Sometimes at talks people say to me, “Oh, the world isn’t being killed. It’s just being transformed.” That’s merely another bullshit lie people tell themselves to maintain their distance, merely another way people can justify their lack of sufficient action in the face of planetary murder. Whenever people say this I always ask if they have a knife I can borrow. Someone in the audience gives me a knife. I walk up to the questioner and ask him (it’s almost always a male) to extend his hand. He doesn’t want to. I insist. I take his hand in mine. I hold the knife over the base of his finger. I don’t cut him, or even make the remotest gesture to, but I say, “Let’s pretend I’m going to start cutting you. I’m not going to kill you. I’m just going to transform you. I’m going to cut off this finger, and then this finger, and then this thumb, and then I’ll start on your toes, and then I’ll move to your hands, feet, arms, and your legs. But don’t worry, I won’t kill you.
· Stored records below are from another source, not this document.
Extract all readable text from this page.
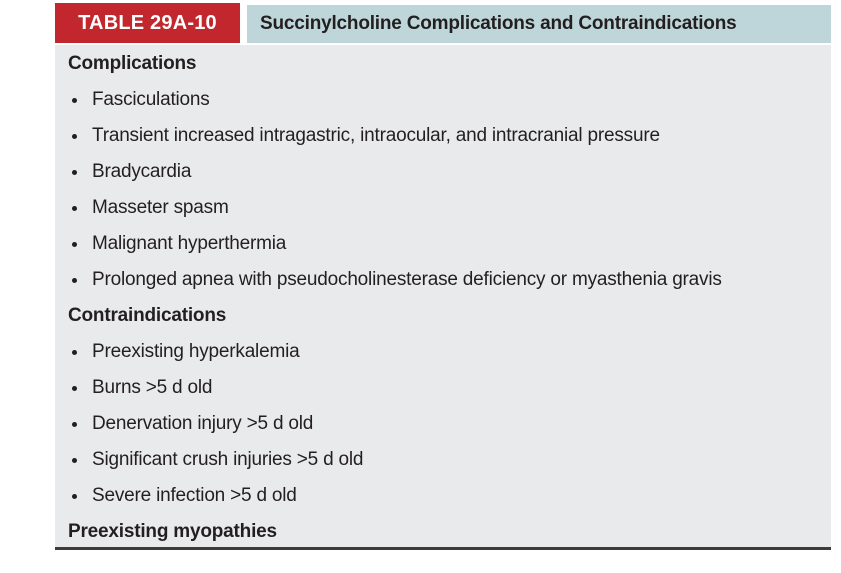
TABLE 29A-10 Succinylcholine Complications and Contraindications
Complications
Fasciculations
Transient increased intragastric, intraocular, and intracranial pressure
Bradycardia
Masseter spasm
Malignant hyperthermia
Prolonged apnea with pseudocholinesterase deficiency or myasthenia gravis
Contraindications
Preexisting hyperkalemia
Burns >5 d old
Denervation injury >5 d old
Significant crush injuries >5 d old
Severe infection >5 d old
Preexisting myopathies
At some point your heart will stop beating, but that’s not a big deal: it’s not like I’m going to torture you to death or anything: it will merely be the end of your life as we know it, a transformation.”
If things are so bad, people sometimes ask, what drives your work? That’s really simple. What keeps me working is love. I love the salmon, and the lampreys, and the forest where I live, and I love the oceans, and I love the bears and slender salamanders and banana slugs. If you’re in love, you act to defend your beloved. If your beloved is threatened and you don’t do whatever it takes to defend your beloved, then what you’re feeling isn’t love.
Or sometimes I’m asked what gives me hope. The answer is that I don’t believe in hope. Hope is a longing for a future condition over which we have no agency. That’s how we use the word in everyday life: I don’t hope I eat something in a few moments—I’m just going to do it. On the other hand, the next time I get on a plane I hope it doesn’t crash: once it’s in the air I have no agency. So when people say they hope coho salmon survive, they’re saying they have no agency. I’m not interested in hope: I’m interested in doing what needs to be done. What salmon need to survive is five things: they need for dams to be removed, for industrial logging to stop, for industrial fishing to stop, for global warming to stop (which means for the oil economy to stop), and for the oceans to not be murdered. These are daunting but doable tasks. If those things happen salmon will survive. If they don’t, they won’t.
Someone once asked me, “Do you mean I can’t hope that my brother, who has cancer, survives?” I said, “Of course you can hope your brother survives: some of that is out of your control. But if he needs to go to the hospital, you can’t stand there with car keys in your hand and say, ‘I hope you make it to the hospital.’” You just do it.
The world is being murdered. Industrial civilization is causing this murder. This is not cognitively challenging. We need to stop this culture from killing the planet. The planet is more important than this culture. It’s more important than any culture. This is by definition, because without a planet you don’t have any culture at all. We need to fight for what we love, fight harder than we have ever thought we could fight.